Fentanyl: An Open Letter to Grandma
A few months ago, we circled up in your living room and talked about the opioid epidemic. You were shocked and saddened by the death toll. You had seen it reported on the news.
Since I write about addiction, I tried to explain how people become dependent on drugs. I talked about increasing tolerance levels—about how people need more and then more and then more to experience the high of their first time. One day, I said, that more could kill you.
You recounted what you’d seen on the news, that some people were poisoning the drugs, putting something extra in the drugs that would result in death. I wanted to do some research before I talked with you about this, and now I feel ready to make sense of it.
It turns out you were both right and wrong, Grandma. Substances are being added to drugs and making them even more dangerous—and yet those same substances can do good, too.
These days, heroin is often laced with Fentanyl. Fentanyl is cheaper to make than heroin and about 50 to 100 times as strong as morphine. A related drug, called Carfentanyl, is 10,000 times stronger than morphine, 2,500 times stronger than heroin, and 100 times stronger than Fentanyl. Because these drugs are so powerful, even the smallest mistake in dosage can cost a drug user her life.

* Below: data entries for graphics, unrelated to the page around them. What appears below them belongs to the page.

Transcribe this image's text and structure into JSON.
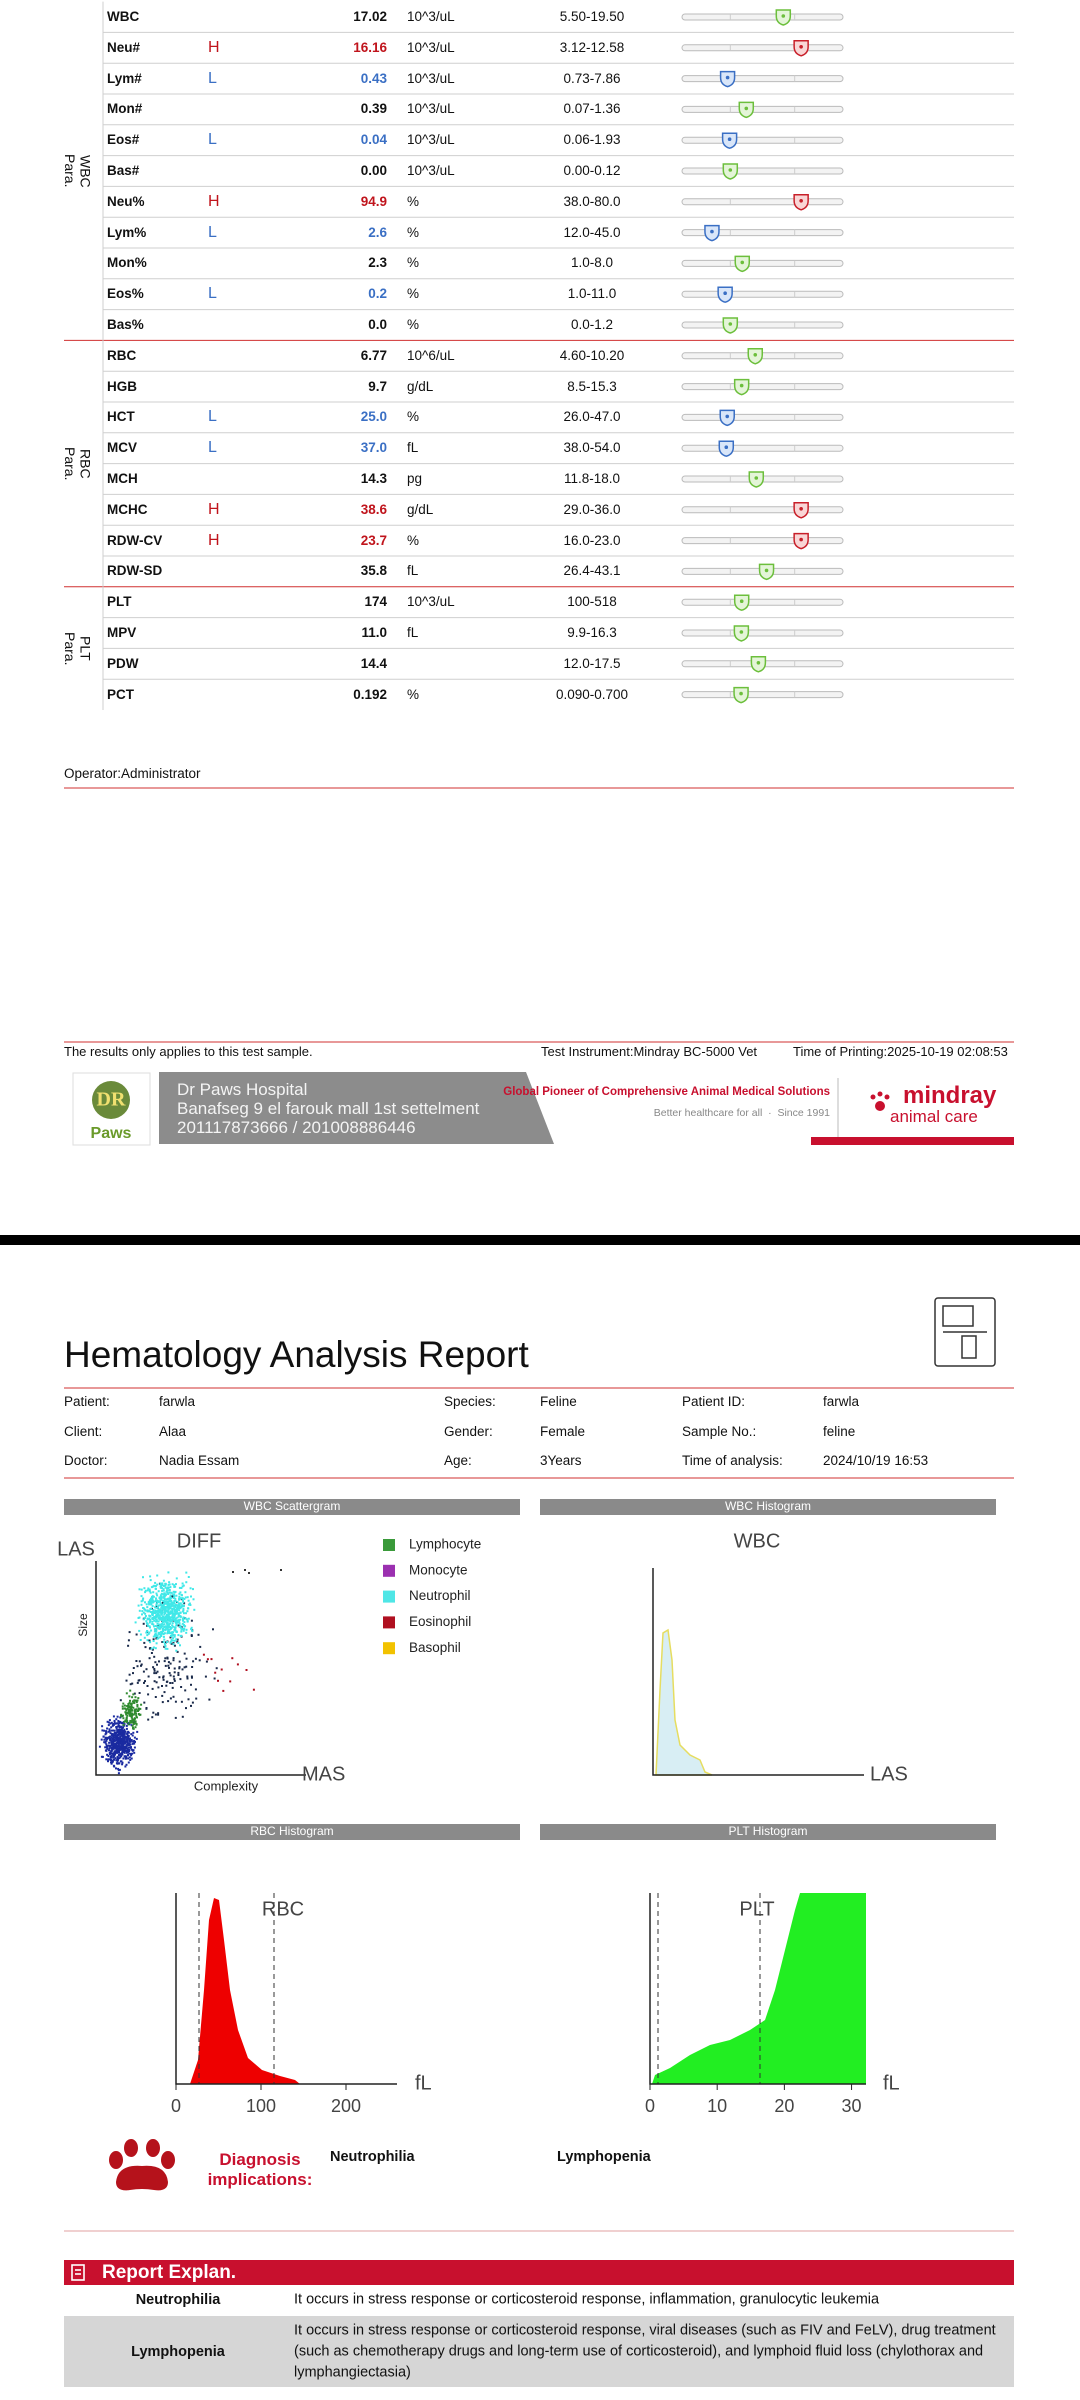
{
  "results": {
    "groups": [
      {
        "label": "WBC Para.",
        "rows": [
          {
            "name": "WBC",
            "value": "17.02",
            "unit": "10^3/uL",
            "range": "5.50-19.50"
          },
          {
            "name": "Neu#",
            "flag": "H",
            "value": "16.16",
            "unit": "10^3/uL",
            "range": "3.12-12.58"
          },
          {
            "name": "Lym#",
            "flag": "L",
            "value": "0.43",
            "unit": "10^3/uL",
            "range": "0.73-7.86"
          },
          {
            "name": "Mon#",
            "value": "0.39",
            "unit": "10^3/uL",
            "range": "0.07-1.36"
          },
          {
            "name": "Eos#",
            "flag": "L",
            "value": "0.04",
            "unit": "10^3/uL",
            "range": "0.06-1.93"
          },
          {
            "name": "Bas#",
            "value": "0.00",
            "unit": "10^3/uL",
            "range": "0.00-0.12"
          },
          {
            "name": "Neu%",
            "flag": "H",
            "value": "94.9",
            "unit": "%",
            "range": "38.0-80.0"
          },
          {
            "name": "Lym%",
            "flag": "L",
            "value": "2.6",
            "unit": "%",
            "range": "12.0-45.0"
          },
          {
            "name": "Mon%",
            "value": "2.3",
            "unit": "%",
            "range": "1.0-8.0"
          },
          {
            "name": "Eos%",
            "flag": "L",
            "value": "0.2",
            "unit": "%",
            "range": "1.0-11.0"
          },
          {
            "name": "Bas%",
            "value": "0.0",
            "unit": "%",
            "range": "0.0-1.2"
          }
        ]
      },
      {
        "label": "RBC Para.",
        "rows": [
          {
            "name": "RBC",
            "value": "6.77",
            "unit": "10^6/uL",
            "range": "4.60-10.20"
          },
          {
            "name": "HGB",
            "value": "9.7",
            "unit": "g/dL",
            "range": "8.5-15.3"
          },
          {
            "name": "HCT",
            "flag": "L",
            "value": "25.0",
            "unit": "%",
            "range": "26.0-47.0"
          },
          {
            "name": "MCV",
            "flag": "L",
            "value": "37.0",
            "unit": "fL",
            "range": "38.0-54.0"
          },
          {
            "name": "MCH",
            "value": "14.3",
            "unit": "pg",
            "range": "11.8-18.0"
          },
          {
            "name": "MCHC",
            "flag": "H",
            "value": "38.6",
            "unit": "g/dL",
            "range": "29.0-36.0"
          },
          {
            "name": "RDW-CV",
            "flag": "H",
            "value": "23.7",
            "unit": "%",
            "range": "16.0-23.0"
          },
          {
            "name": "RDW-SD",
            "value": "35.8",
            "unit": "fL",
            "range": "26.4-43.1"
          }
        ]
      },
      {
        "label": "PLT Para.",
        "rows": [
          {
            "name": "PLT",
            "value": "174",
            "unit": "10^3/uL",
            "range": "100-518"
          },
          {
            "name": "MPV",
            "value": "11.0",
            "unit": "fL",
            "range": "9.9-16.3"
          },
          {
            "name": "PDW",
            "value": "14.4",
            "range": "12.0-17.5"
          },
          {
            "name": "PCT",
            "value": "0.192",
            "unit": "%",
            "range": "0.090-0.700"
          }
        ]
      }
    ]
  },
  "operator": "Operator:Administrator",
  "footer": {
    "note": "The results only applies to this test sample.",
    "instrument": "Test Instrument:Mindray BC-5000 Vet",
    "printed": "Time of Printing:2025-10-19 02:08:53"
  },
  "banner": {
    "logo_mark": "DR",
    "logo_text": "Paws",
    "hospital": "Dr Paws Hospital",
    "address": "Banafseg 9 el farouk mall 1st settelment",
    "phones": "201117873666 / 201008886446",
    "slogan": "Global Pioneer of Comprehensive Animal Medical Solutions",
    "tagline": "Better healthcare for all  ·  Since 1991",
    "brand": "mindray",
    "brand_sub": "animal care"
  },
  "report": {
    "title": "Hematology Analysis Report",
    "info": [
      [
        {
          "label": "Patient:",
          "value": "farwla"
        },
        {
          "label": "Species:",
          "value": "Feline"
        },
        {
          "label": "Patient ID:",
          "value": "farwla"
        }
      ],
      [
        {
          "label": "Client:",
          "value": "Alaa"
        },
        {
          "label": "Gender:",
          "value": "Female"
        },
        {
          "label": "Sample No.:",
          "value": "feline"
        }
      ],
      [
        {
          "label": "Doctor:",
          "value": "Nadia Essam"
        },
        {
          "label": "Age:",
          "value": "3Years"
        },
        {
          "label": "Time of analysis:",
          "value": "2024/10/19 16:53"
        }
      ]
    ]
  },
  "scattergram": {
    "header": "WBC Scattergram",
    "title": "DIFF",
    "y_label": "LAS",
    "x_label": "MAS",
    "y_axis": "Size",
    "x_axis": "Complexity",
    "legend": [
      {
        "name": "Lymphocyte",
        "color": "#3a9a3a"
      },
      {
        "name": "Monocyte",
        "color": "#9b30b0"
      },
      {
        "name": "Neutrophil",
        "color": "#4fe6e6"
      },
      {
        "name": "Eosinophil",
        "color": "#b01020"
      },
      {
        "name": "Basophil",
        "color": "#f2c200"
      }
    ]
  },
  "wbc_histogram": {
    "header": "WBC Histogram",
    "title": "WBC",
    "x_label": "LAS"
  },
  "rbc_histogram": {
    "header": "RBC Histogram",
    "title": "RBC",
    "unit": "fL",
    "xlim": [
      0,
      260
    ],
    "xticks": [
      0,
      100,
      200
    ]
  },
  "plt_histogram": {
    "header": "PLT Histogram",
    "title": "PLT",
    "unit": "fL",
    "xlim": [
      0,
      32
    ],
    "xticks": [
      0,
      10,
      20,
      30
    ]
  },
  "diagnosis": {
    "label": "Diagnosis implications:",
    "items": [
      "Neutrophilia",
      "Lymphopenia"
    ]
  },
  "explanation": {
    "title": "Report Explan.",
    "rows": [
      {
        "term": "Neutrophilia",
        "text": "It occurs in stress response or corticosteroid response, inflammation, granulocytic leukemia"
      },
      {
        "term": "Lymphopenia",
        "text": "It occurs in stress response or corticosteroid response, viral diseases (such as FIV and FeLV), drug treatment (such as chemotherapy drugs and long-term use of corticosteroid), and lymphoid fluid loss (chylothorax and lymphangiectasia)"
      }
    ]
  }
}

If a user is taking Fentanyl on purpose to intensify the high, taking even a little bit too much can make the difference between life and death. Some users intentionally take too much Fentanyl to get them to that place of more. They intend to come as close to overdose as possible and to use naloxone (a drug that reverses the effects of Fentanyl) if they need to be brought back. But naloxone doesn’t always work. These users do not always make it.
Some users do not even know that they are taking Fentanyl, and sometimes they too overdose and die. So, you’re not wrong to think that some heroin users are being poisoned. If they knew their heroin contained Fentanyl, they might have been more cautious with the dosage or not taken it at all.

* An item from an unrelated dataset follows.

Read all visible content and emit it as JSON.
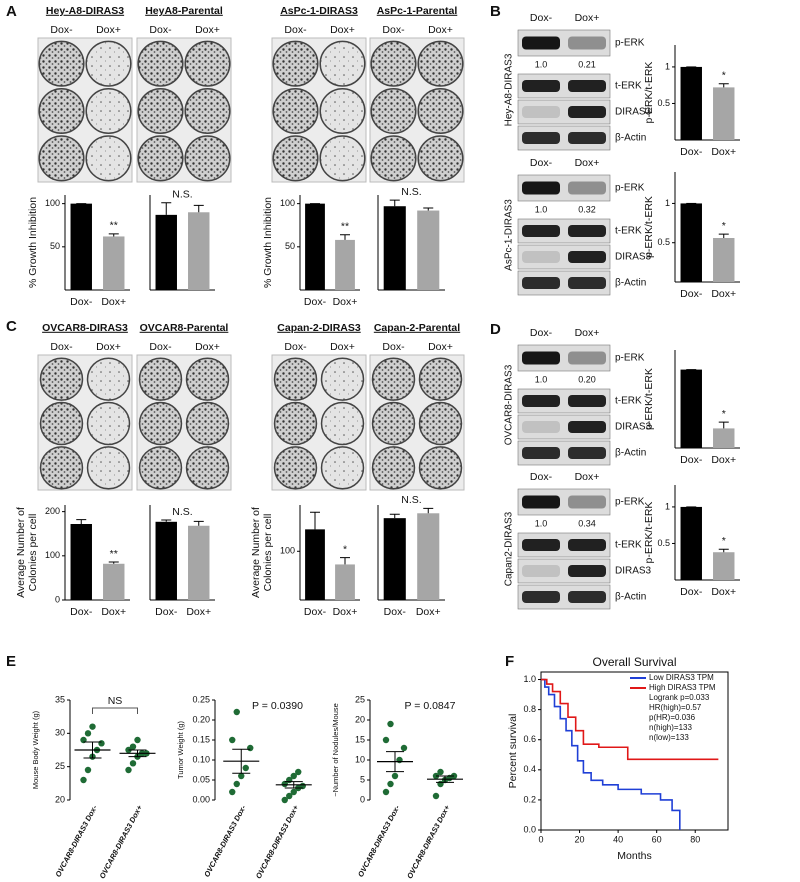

As of August 2016, the death toll due to Fentanyl killed 13 in Lafayette Parish alone, and the threat is only growing. You are right to be taking the crisis seriously.
However, it is important for you to know that Fentanyl itself is not poison. It is prescribed to treat the most severe medical pain, such as in the case of advanced cancer. Put to these legitimate medical uses, Fentanyl could be the only pain reliever that would make a difference to a person’s quality of life. Fentanyl, like many abused drugs, can bring a degree of peace to people who are experiencing a great deal of pain and suffering.

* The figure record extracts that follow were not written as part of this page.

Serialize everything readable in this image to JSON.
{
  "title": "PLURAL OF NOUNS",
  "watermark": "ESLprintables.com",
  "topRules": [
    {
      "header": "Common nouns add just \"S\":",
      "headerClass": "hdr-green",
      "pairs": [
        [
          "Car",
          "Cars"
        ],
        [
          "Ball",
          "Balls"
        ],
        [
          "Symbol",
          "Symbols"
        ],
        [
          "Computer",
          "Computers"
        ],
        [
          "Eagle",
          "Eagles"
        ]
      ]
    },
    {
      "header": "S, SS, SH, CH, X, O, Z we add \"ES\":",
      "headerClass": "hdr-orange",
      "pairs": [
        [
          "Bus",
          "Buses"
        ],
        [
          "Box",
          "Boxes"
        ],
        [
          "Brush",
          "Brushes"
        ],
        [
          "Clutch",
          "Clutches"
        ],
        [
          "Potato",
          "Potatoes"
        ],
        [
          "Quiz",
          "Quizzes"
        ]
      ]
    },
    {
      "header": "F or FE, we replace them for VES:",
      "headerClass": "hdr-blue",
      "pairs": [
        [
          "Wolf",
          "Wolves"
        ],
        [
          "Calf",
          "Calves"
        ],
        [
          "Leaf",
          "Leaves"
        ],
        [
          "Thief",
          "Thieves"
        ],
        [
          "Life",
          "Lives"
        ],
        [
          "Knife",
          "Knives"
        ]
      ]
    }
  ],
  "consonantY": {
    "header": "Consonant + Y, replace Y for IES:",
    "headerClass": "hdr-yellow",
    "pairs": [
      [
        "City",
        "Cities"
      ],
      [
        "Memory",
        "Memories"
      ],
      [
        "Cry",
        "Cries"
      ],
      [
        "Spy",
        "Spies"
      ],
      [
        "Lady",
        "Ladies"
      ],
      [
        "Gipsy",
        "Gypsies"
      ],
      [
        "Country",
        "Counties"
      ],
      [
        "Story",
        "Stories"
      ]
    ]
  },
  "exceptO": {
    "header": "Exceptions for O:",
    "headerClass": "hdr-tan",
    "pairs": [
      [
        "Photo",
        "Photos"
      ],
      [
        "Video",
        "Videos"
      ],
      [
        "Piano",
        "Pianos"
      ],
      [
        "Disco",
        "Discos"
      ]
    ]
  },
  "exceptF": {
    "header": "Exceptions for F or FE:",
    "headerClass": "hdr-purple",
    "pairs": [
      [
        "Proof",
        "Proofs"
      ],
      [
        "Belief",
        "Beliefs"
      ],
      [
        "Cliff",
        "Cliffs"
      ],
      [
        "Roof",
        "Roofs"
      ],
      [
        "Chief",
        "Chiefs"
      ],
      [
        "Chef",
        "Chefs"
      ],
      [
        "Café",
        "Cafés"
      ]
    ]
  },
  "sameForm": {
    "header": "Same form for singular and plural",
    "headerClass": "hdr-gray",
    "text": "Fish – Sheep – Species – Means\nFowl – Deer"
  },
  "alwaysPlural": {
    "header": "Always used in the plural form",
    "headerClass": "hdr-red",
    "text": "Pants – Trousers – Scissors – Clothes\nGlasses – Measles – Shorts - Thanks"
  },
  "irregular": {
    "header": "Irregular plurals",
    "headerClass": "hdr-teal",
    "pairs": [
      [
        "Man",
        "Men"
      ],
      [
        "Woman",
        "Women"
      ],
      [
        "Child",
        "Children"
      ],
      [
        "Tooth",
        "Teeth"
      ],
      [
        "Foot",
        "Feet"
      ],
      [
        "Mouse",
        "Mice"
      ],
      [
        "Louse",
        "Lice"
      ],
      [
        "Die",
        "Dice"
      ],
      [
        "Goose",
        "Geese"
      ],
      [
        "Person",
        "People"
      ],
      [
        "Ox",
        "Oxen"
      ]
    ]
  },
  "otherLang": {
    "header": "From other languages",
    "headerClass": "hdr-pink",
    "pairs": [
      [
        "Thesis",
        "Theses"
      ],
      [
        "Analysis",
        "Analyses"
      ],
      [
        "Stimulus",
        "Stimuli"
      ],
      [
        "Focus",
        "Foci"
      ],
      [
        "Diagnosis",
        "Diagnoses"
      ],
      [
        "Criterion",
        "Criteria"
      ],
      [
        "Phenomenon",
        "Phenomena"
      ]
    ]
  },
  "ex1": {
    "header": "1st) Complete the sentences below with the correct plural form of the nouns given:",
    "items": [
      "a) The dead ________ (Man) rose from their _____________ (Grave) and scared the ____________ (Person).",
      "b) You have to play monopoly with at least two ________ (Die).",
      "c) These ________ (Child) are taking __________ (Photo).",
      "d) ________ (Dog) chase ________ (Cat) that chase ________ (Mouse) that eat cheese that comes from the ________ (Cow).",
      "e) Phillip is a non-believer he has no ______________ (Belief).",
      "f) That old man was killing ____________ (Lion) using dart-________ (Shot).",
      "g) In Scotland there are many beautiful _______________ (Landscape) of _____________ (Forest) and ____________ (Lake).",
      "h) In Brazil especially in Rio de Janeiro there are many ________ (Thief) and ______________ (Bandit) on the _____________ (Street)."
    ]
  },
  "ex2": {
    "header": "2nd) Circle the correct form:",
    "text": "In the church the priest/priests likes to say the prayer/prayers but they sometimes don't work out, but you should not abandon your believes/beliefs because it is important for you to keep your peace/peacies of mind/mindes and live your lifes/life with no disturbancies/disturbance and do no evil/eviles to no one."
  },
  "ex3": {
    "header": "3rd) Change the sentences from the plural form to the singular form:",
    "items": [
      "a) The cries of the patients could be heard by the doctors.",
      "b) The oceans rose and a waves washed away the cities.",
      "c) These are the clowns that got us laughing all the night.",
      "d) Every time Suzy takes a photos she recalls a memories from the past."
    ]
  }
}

You should also know that there are several plans in the works to improve our national health, like those outlined by the Office of National Drug Control Policy, the Department of Health and Human Services, and the National Institutes of Health.
Addiction recovery takes great strength, and recovery from the opioid epidemic will demand much of us as a society. Even so, I want you to understand the troubled times we are facing, Grandma. I want you to understand so that, no matter the extent of the problem, you will know that there is still and always hope.